The Lincolnshire Echo reports that residents of the county typically spend £2,882 a year on three holidays, two in Britain and one abroad. At first glance that might look good but supporters of sterling have enjoyed three holidays in the last week alone.

On Friday, Monday and today the pound opened as the top-performing major currency over the previous 24 hours. After its dismal performance in the last couple of months sterling's achievement will come as no small relief to those die-hards who insisted on holding onto their investment in sterling. The -8.2% loss for 2016 that they were nursing on Thursday morning is now a shortfall of "only" -6.4%.

The pound's recovery owes everything to the US president's speech last week and to the effect it is assumed to have had on voting intentions in the referendum on Britain's continued membership of the European Union. Bookmakers' prices have undergone a significant shift since Mr Obama made his comments and the odds against Britain's exit from the EU are now out at 3/1. The longer those odds, the less urgency investors feel to sell the pound.

So-so data

The laggards on Monday were an unlikely trio; the US dollar, the Japanese yen and the South African rand.
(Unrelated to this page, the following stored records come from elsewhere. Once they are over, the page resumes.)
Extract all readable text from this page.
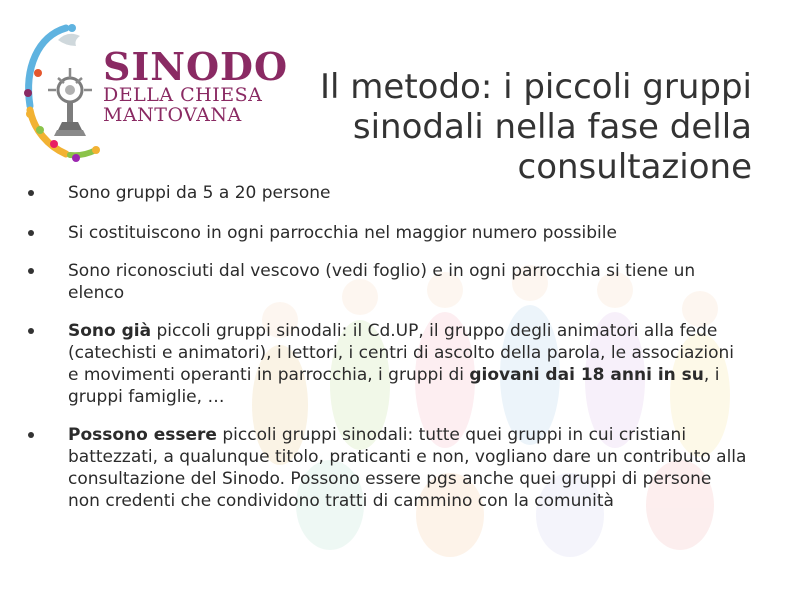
SINODO
DELLA CHIESA
MANTOVANA
Il metodo: i piccoli gruppi
sinodali nella fase della
consultazione
Sono gruppi da 5 a 20 persone
Si costituiscono in ogni parrocchia nel maggior numero possibile
Sono riconosciuti dal vescovo (vedi foglio) e in ogni parrocchia si tiene un elenco
Sono già piccoli gruppi sinodali: il Cd.UP, il gruppo degli animatori alla fede (catechisti e animatori), i lettori, i centri di ascolto della parola, le associazioni e movimenti operanti in parrocchia, i gruppi di giovani dai 18 anni in su, i gruppi famiglie, …
Possono essere piccoli gruppi sinodali: tutte quei gruppi in cui cristiani battezzati, a qualunque titolo, praticanti e non, vogliano dare un contributo alla consultazione del Sinodo. Possono essere pgs anche quei gruppi di persone non credenti che condividono tratti di cammino con la comunità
There was no hint of the usual choice between risk and safety as all three fell by -0.5% against sterling. For the dollar that meant a loss of three quarters of a cent.

Investors' aversion to the yen centred on the belief that the Bank of Japan is about to accelerate its already-aggressive programme of asset purchases. Bloomberg reported that the central bank's accumulation of exchange-traded funds (ETFs) now makes it "a top 10 shareholder in about 90 percent of the Nikkei 225 [equity index]". The BoJ is said to own more than half of all ETFs and that proportion can only increase if the bank cranks up the pace of its asset purchase programme on Thursday.
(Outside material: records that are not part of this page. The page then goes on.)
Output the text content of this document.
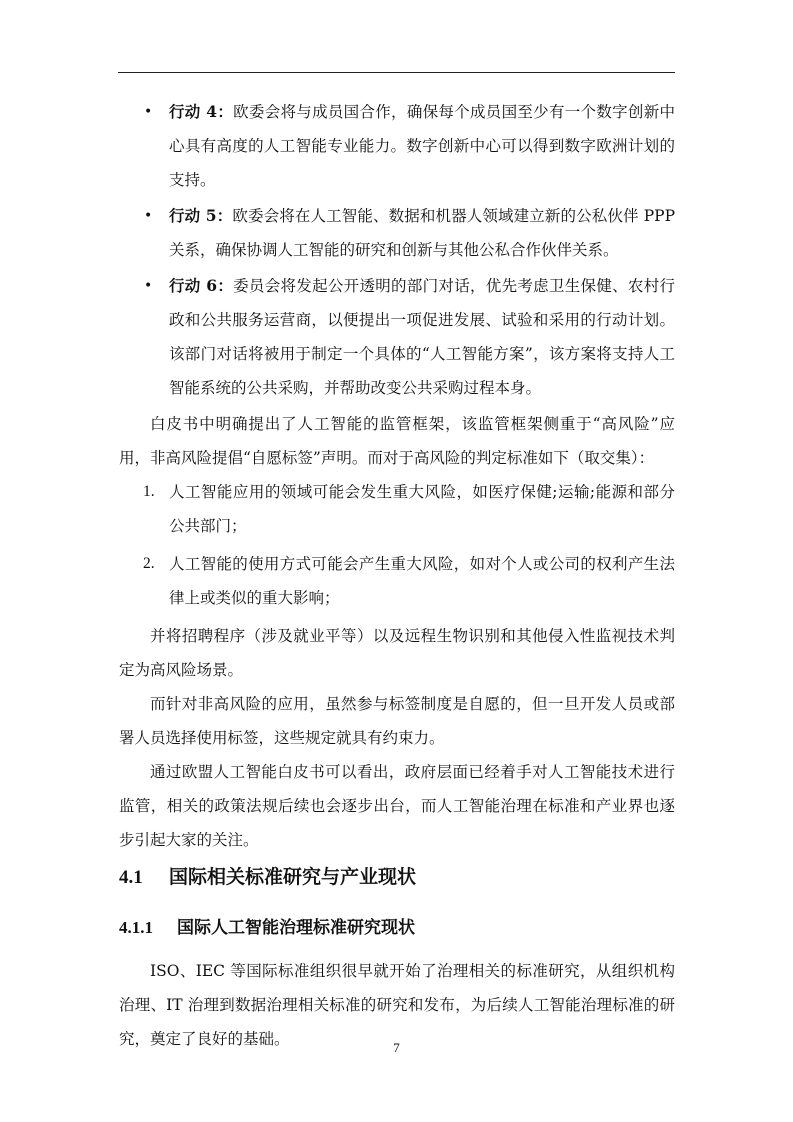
• 行动 4：欧委会将与成员国合作，确保每个成员国至少有一个数字创新中心具有高度的人工智能专业能力。数字创新中心可以得到数字欧洲计划的支持。
• 行动 5：欧委会将在人工智能、数据和机器人领域建立新的公私伙伴 PPP 关系，确保协调人工智能的研究和创新与其他公私合作伙伴关系。
• 行动 6：委员会将发起公开透明的部门对话，优先考虑卫生保健、农村行政和公共服务运营商，以便提出一项促进发展、试验和采用的行动计划。该部门对话将被用于制定一个具体的“人工智能方案”，该方案将支持人工智能系统的公共采购，并帮助改变公共采购过程本身。

白皮书中明确提出了人工智能的监管框架，该监管框架侧重于“高风险”应用，非高风险提倡“自愿标签”声明。而对于高风险的判定标准如下（取交集）：

1. 人工智能应用的领域可能会发生重大风险，如医疗保健;运输;能源和部分公共部门；
2. 人工智能的使用方式可能会产生重大风险，如对个人或公司的权利产生法律上或类似的重大影响；

并将招聘程序（涉及就业平等）以及远程生物识别和其他侵入性监视技术判定为高风险场景。

而针对非高风险的应用，虽然参与标签制度是自愿的，但一旦开发人员或部署人员选择使用标签，这些规定就具有约束力。

通过欧盟人工智能白皮书可以看出，政府层面已经着手对人工智能技术进行监管，相关的政策法规后续也会逐步出台，而人工智能治理在标准和产业界也逐步引起大家的关注。

4.1 国际相关标准研究与产业现状
4.1.1 国际人工智能治理标准研究现状

ISO、IEC 等国际标准组织很早就开始了治理相关的标准研究，从组织机构治理、IT 治理到数据治理相关标准的研究和发布，为后续人工智能治理标准的研究，奠定了良好的基础。	7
Monday's ecostats were mostly unimpressive. German business confidence fell short of expectations and US new home sales were down again in March. The only glimmer was the CBI's industrial trends survey, which showed UK manufacturers' order books shrinking more slowly than forecast.

Durable goods

Today's statistical highlight is US durable goods orders, a data set as eagerly-awaited as it is unpredictable. Figures for US house prices and consumer confidence play a supporting role, along with a couple of provisional purchasing managers' indices.
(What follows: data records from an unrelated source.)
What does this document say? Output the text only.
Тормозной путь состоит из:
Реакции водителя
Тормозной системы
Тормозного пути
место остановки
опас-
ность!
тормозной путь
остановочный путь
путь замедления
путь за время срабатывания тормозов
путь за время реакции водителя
Durable goods orders are forecast to have risen by 1.8% in March, which pretty much guarantees that the actual figure will be anything but 1.8%. Consumer confidence is supposed to be roughly steady at 96.0 and the Case/Shiller house price index should be up by about 5.5% on the year.

Stephen Poloz, the Bank of Canada governor, will be speaking to North American financial market professionals at lunchtime. He will then hold a press conference. Perhaps he will have something to say about monetary policy.